01:51 fdobridge: <m​henning> I think that's true, but the CUDA docs are confusing
01:52 fdobridge: <m​henning> anyway, new version removes the controversial part https://gitlab.freedesktop.org/gfxstrand/mesa/-/merge_requests/53
01:52 fdobridge: <m​henning> still haven't run cts though
01:52 fdobridge: <g​fxstrand> Cool. I'll take a look Monday
14:34 fdobridge: <!​[NVK Whacker] Echo (she) 🇱🇹> Meson 1.3.0rc1 has some Rust crate bug :ferris:
14:34 fdobridge: <!​[NVK Whacker] Echo (she) 🇱🇹> So you need 1.3.0rc2 for NAK to compile
14:39 fdobridge: <!​[NVK Whacker] Echo (she) 🇱🇹> NAK is already very slow at the PPSSPP main menu (I'll try the mhenning patch soon)
14:39 fdobridge: <!​[NVK Whacker] Echo (she) 🇱🇹> https://cdn.discordapp.com/attachments/1034184951790305330/1173270934577233990/Screenshot_20231112_163907.png?ex=656358b5&is=6550e3b5&hm=0d780aae60bdf58df679eb3275d51167e9a998b79fd5c9d9026305a1c98b3e7f&
14:46 fdobridge: <!​[NVK Whacker] Echo (she) 🇱🇹> Non-GSP NAK beating GSP codegen 🚀
14:46 fdobridge: <!​[NVK Whacker] Echo (she) 🇱🇹> https://cdn.discordapp.com/attachments/1034184951790305330/1173272588290629642/Screenshot_20231112_164506.png?ex=65635a3f&is=6550e53f&hm=dff752cc5330f71f2c0614dd53486f7cca86c5742809f926e8eb911871420583&
15:18 fdobridge: <a​irlied> @gfxstrand trying to build nak/main, let is use wraps, but setting can't find crate for a bunch of proc_macro2 errors
15:19 fdobridge: <a​irlied> oh maybe rebasing meson fixed it
15:19 fdobridge: <!​[NVK Whacker] Echo (she) 🇱🇹> @ airlied ^
15:35 fdobridge: <d​wlsalmeida> @gfxstrand finally got rid of encode_alu() on maxwell: https://gitlab.freedesktop.org/nouveau/mesa/-/merge_requests/257
15:35 fdobridge: <d​wlsalmeida> @gfxstrand finally got rid of encode_alu() on maxwell: https://gitlab.freedesktop.org/nouveau/mesa/-/merge_requests/257
15:35 fdobridge: <d​wlsalmeida>
15:35 fdobridge: <d​wlsalmeida> cc @marysaka (edited)

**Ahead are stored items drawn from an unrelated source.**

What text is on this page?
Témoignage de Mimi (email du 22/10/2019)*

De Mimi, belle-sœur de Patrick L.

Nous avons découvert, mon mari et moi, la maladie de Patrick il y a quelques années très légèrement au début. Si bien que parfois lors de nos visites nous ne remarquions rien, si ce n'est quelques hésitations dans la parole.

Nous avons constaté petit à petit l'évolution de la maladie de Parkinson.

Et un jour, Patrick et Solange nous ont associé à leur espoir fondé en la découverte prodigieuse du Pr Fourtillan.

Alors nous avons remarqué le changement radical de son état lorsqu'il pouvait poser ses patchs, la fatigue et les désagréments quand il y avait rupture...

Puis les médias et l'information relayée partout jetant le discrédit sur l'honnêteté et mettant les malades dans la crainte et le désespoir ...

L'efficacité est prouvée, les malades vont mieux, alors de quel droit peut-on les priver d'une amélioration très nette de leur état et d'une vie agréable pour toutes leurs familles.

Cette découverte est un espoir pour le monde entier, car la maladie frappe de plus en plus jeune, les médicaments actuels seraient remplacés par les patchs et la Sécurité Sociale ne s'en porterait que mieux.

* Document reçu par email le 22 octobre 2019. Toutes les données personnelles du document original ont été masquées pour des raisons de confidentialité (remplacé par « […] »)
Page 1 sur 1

15:39 fdobridge: <m​arysaka> amazing 🎉
15:47 fdobridge: <g​fxstrand> I'll give the code a read on Monday and merge it.
16:49 fdobridge: <!​[NVK Whacker] Echo (she) 🇱🇹> That's pretty boring compared to mhenning's MR but if it makes the code cleaner then it's fine 🐸
16:52 fdobridge: <!​[NVK Whacker] Echo (she) 🇱🇹> i turned down the resolution to 3x PSP here (it's now playable with NAK; codegen couldn't achieve that)
16:52 fdobridge: <!​[NVK Whacker] Echo (she) 🇱🇹> https://cdn.discordapp.com/attachments/1034184951790305330/1173304385141485569/Screenshot_20231112_183815.png?ex=656377dc&is=655102dc&hm=6a66caab130946049b44c60b1f82e476ad9505e94eb3f168bc9cad6bcdfe7665&
16:56 fdobridge: <m​arysaka> That's for Maxwell / Pascal.